These spiced, sweet rolls, filled with fruit, marked with a paste cross and brushed with a sugar glaze to glorious perfection are an Easter tradition in much of the Christian world, and consumed on Good Friday here in the US. They are also traditionally thrown at the “peasants” in Abingdon, Oxfordshire to celebrate royal weddings. But this soft and relatively easily made pastry need not be relegated to holiday or trebucheting solitude. Serving the same purpose as any sweet roll, hot cross buns might quickly replace your other, more complicated dessert breads, through sheer simplicity.
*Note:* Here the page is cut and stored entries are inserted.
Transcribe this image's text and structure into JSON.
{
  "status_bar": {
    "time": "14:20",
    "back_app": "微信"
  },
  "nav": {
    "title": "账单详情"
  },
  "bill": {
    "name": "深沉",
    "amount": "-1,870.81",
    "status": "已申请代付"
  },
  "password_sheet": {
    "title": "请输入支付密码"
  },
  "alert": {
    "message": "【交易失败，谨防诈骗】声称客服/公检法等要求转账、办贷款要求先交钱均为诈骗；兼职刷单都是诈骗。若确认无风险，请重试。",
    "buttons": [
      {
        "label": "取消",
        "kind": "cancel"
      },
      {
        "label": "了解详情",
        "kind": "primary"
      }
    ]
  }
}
Unlike other breads, hot cross buns begin with the butter being cut into the flour, much like pastry dough. The fruit and other dry ingredients are mixed in with the flour before any of the liquids are added to the bowl. But from here on out, the rest is bread-making sorcery at its best. Keeping the total flour to a minimum and allowing the bread to go for a long time kneading will produce the softest, chewiest buns. Even though a cup and a quarter of dried fruit seems like a lot, and indeed looks like a lot of fruit, once these buns rise, any less fruit wouldn’t be enough.
Traditionally, dried currants or raisins are used in these buns, but any dried fruit will work. We’re using a combination of currants, golden raisins and craisins in this recipe. Dried tart cherries, blueberries and chopped apricots would not only taste delicious, they’d also look beautiful, representing the primary colors in one delightful bite.
Because they are loaded with fruit, you might find that the super soft dough doesn’t rise as well as you might expect. This is normal, and not a problem. Once these buns hit the heat of the oven, they will puff up to their more expected size. Be sure to use a half sheet pan to place these buns on. They are prettiest when they bake without touching one another. They also bake at a slightly higher oven temp than more rolls, 400°F but for a shorter time. The buns attain a deep brown color that appears dull when they are first removed from the oven, but once brushed with the sugar and cream glaze, they shine to glorious perfection.
These buns are best eaten fresh and warm from the oven, but they are delicious the second day, split, toasted and buttered. At just around two and a half hours from start to finish with most of that time spent rising and very little elbow grease involved, hot cross buns are an easy and delicious tradition you can start this year, or another sweet roll to add to your pastry repertoire.
Hot Cross Buns
- 3½ – 4 cups all purpose flour
- ½ cup warm milk, 115°F-120°F
- ½ cup warm water, 115°F-120°F
- ½ cup butter, cubed
- 1 egg beaten
- ¼ cup white sugar
- 1½ tablespoons yeast
- 1 teaspoon finely ground kosher salt
- ½ teaspoon ground cinnamon
- ¼ teaspoon ground cloves
- ¼ teaspoon ground allspice
- (or use 1 teaspoon pumpkin pie spice)
- 1¼ cups dried fruit such as currants, raisins, craisins, cherries, blueberries or apricots
- ⅔ cup all purpose flour
- 6-8 tablespoons cold water
- ¼ cup powdered sugar
- 2 tablespoons heavy cream
Cut the butter into 2 cups of flour in a mixing bowl of a heavy stand mixer using a pastry knife. Add the sugar, salt, spices, yeast and fruit and mix with a rubber scraper to combine. Add the water and milk and mix by hand using the paddle attachment until the flour has been moistened. This will prevent dry flour from flying out of the bowl when the mixer is used. Place the bowl in the mixer with the paddle attachment and mix on medium-low (speed 3 out of 10) until the butter has been completely incorporated and the flour mixture becomes ropey. This should take about 5 minutes.
Remove the bowl and scrape down the sides using a rubber scraper or the paddle attachment. Add a cup of flour to the mixing bowl and change over to the dough hook. Knead on low (speed 2) until the dough pulls away cleanly from the sides of the mixing bowl adding ¼ cup of flour at a time. Allow the mixer to thoroughly incorporate the flour before adding more. The dough should be very soft but not sticky. Kneading should take about 10-12 minutes total.
Turn the dough out onto a dry surface and knead into a ball shape. Spray a large bowl with cooking spray. Place the dough in the bowl, greasing both sides. Place this in an unheated oven with a pan of boiling water for heat and moisture. Allow the dough to rise for 1 hour.
Punch down the dough and cut into 12 even pieces. Roll each piece on the dry surface until it’s a tight ball. Press the ball flat and place it on a baking sheet treated with non stick cooking spray. Return the rolls to the unheated oven with the pan of water. Allow the rolls to rise for 45-50 minutes.
Remove the rolls and the water from the oven. Preheat the oven to 400 °F. Mix the flour and water for the paste until it’s smooth. Using a piping bag or squeeze bottle, carefully pipe a strip of paste into a cross on top of each roll. Bake the rolls for 15 minutes.
Mix the powdered sugar and cream together until it’s smooth. When the rolls come out of the oven, brush the glaze onto the rolls using a silicone brush completely covering each roll.